Anyone who knows Gerry Geltch, the second-generation sole director, owner and chief pilot of Air Fraser Island, also knows that this is an action man who loves the adrenaline rush.

Mountain climbing, kayaking, surfing, spearfishing, horse riding, caving, skateboarding, snowboarding – name just about any extreme sport and Gerry, who will be 62 in October, is in it boots and all.

His latest endeavour is a little more sedate by his standards – latin dancing – but he is tackling it with the same passion and rate of knots that have defined his life.

If the name rings a bell that’s because he was in the headlines recently when a new Cessna 206 he had just bought for the Air Fraser Island fleet crashed into waters off Fraser Island.

“I’d only had it a fortnight and I was training a pilot for emergencies and there was a failure in the steering rudder, so I took over (the flying),” he says.

He thought he could fly the plane out of trouble and managed to get it airborne again, but a series of incidents caused by the rudder failure resulted in engine failure when he was about 350m out to sea and he had to ditch into the ocean.

To say the trainee pilot was a bit stressed might be an understatement.

“He had plenty of time to contemplate what was going on and he did panic a bit,” Gerry says.

With the nose of the plane up and the craft sinking in 15m of water and waves lapping at chest height, Gerry managed to get the trainee out and into a life jacket but couldn’t find any of the remaining life jackets for himself.

“He (the trainee) was in shock with a gash to his head, I had gashes all over. I hung on to him and dragged him into shore, about 300 yards. By the time I pulled him into the breakers an ambo officer had come out on a boogie board.”

Such an ordeal would have left most over 55s taking it easy for some time, but not Gerry. He was back rock climbing three days later, keeping track on his ever-present fitness app.

As a pilot he has to stay fit, so he also has a home gym and loves nothing better than climbing flights of stairs, boasting “I did 117 floors last time I was in Melbourne”.

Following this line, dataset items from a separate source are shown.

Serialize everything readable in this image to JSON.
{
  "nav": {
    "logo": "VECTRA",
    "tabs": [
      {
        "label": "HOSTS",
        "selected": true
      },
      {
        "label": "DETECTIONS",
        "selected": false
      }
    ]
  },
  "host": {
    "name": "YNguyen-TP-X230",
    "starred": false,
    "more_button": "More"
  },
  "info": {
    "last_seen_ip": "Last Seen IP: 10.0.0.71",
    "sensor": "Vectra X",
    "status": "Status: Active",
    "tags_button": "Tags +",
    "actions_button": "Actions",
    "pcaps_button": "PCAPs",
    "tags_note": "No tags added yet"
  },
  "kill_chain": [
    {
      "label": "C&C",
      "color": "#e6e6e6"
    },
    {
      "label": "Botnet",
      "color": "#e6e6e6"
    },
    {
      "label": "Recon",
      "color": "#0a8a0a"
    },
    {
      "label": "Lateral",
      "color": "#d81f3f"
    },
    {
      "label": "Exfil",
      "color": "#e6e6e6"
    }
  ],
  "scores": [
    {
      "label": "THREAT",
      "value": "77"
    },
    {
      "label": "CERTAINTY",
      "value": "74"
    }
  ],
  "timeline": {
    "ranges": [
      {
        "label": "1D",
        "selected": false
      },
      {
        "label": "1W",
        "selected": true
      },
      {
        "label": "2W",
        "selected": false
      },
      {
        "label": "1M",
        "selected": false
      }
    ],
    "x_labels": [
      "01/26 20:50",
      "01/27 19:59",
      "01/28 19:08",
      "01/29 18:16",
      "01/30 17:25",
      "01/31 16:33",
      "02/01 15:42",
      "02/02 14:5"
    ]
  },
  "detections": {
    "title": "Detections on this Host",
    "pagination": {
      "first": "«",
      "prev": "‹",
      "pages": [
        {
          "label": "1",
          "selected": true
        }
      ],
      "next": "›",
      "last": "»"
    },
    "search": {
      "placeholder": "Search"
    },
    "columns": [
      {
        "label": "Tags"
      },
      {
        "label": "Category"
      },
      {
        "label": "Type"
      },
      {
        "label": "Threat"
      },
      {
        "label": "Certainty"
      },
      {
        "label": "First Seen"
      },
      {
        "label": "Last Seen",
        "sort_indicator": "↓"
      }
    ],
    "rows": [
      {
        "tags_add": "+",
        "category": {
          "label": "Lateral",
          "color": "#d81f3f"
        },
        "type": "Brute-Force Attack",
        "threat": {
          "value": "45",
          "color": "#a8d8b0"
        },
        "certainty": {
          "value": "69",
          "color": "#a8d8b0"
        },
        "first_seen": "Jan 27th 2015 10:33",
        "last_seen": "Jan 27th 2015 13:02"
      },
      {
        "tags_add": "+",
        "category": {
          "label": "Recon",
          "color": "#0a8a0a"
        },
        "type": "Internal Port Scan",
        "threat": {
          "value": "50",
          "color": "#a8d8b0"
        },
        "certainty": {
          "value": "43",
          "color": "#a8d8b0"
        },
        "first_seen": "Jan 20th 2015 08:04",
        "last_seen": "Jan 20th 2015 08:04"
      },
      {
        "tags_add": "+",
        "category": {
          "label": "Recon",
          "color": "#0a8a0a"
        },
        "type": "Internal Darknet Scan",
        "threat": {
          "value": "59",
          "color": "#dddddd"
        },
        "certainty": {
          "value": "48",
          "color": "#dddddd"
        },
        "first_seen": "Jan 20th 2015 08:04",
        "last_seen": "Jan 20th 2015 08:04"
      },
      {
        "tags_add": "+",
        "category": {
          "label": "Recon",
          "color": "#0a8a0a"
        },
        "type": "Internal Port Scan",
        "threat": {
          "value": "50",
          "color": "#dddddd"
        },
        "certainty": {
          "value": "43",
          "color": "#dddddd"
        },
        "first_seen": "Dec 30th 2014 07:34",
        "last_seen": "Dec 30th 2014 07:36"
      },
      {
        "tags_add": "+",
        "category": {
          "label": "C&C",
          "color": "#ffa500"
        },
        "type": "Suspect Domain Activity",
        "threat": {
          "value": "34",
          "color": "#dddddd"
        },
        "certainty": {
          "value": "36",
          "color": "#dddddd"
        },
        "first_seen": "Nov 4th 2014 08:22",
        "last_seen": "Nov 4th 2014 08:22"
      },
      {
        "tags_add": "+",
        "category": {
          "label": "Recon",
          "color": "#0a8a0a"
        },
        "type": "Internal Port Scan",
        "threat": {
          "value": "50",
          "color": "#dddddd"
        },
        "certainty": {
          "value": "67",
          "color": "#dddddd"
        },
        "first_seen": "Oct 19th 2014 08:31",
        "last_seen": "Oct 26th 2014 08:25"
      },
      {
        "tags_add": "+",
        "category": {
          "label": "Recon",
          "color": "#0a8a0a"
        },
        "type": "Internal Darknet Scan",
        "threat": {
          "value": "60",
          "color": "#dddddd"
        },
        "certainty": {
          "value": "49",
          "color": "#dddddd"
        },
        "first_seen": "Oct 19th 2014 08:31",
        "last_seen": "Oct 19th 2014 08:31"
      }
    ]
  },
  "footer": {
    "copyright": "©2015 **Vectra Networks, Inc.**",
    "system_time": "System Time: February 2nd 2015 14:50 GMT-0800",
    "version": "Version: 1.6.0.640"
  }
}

His business is his other passion. He took it over from his father Harry who began offering the Fraser Island experiences and scenic flights in the mid-1970s as Harry’s Air Charter. Now Gerry’s son Troy, soon to be 28 and himself a new dad of Harry Junior, is readying to take it over.

Air Fraser Island offers island experiences from the air as well as the ground and now operates out of Sunshine Coast Airport.

Gerry says one of the perks of being a pilot travelling to one of the most famous islands in Australia is that he also gets to ferry around many celebrities and politicians.

As for those other near-misses in planes – one was in 2001 at the Sunshine Coast Airport in a Cessna 402 which he was buying off Dr Richard Heath. It crashed just short of the runway and Gerry ended up in ICU on life support with so many face fractures his face had to be rebuilt with metal rods. He also suffered three breaks in his spine.

The other involved a seaplane which hit a log on takeoff near Kingfisher Bay on Fraser Island, but Gerry was not badly hurt.

“Ah it’s just another day in the office,” he says philosophically. “You’ll never kill me, it’ll be old age or misadventure, not disease. I love being fit – surfing, spearfishing, running up and down mountains and dancing. I love life. I’m just a big kid really.”

Gerry says one of his goals this year is traverse the four points of Australia. He’s already done the South Cape walk in Tasmania, now there’s the east point at Byron Bay, Cape York in North Queensland and the westernmost point in Western Australia.

And he plans to keep running marathons, especially with son Troy who is also a triathlete.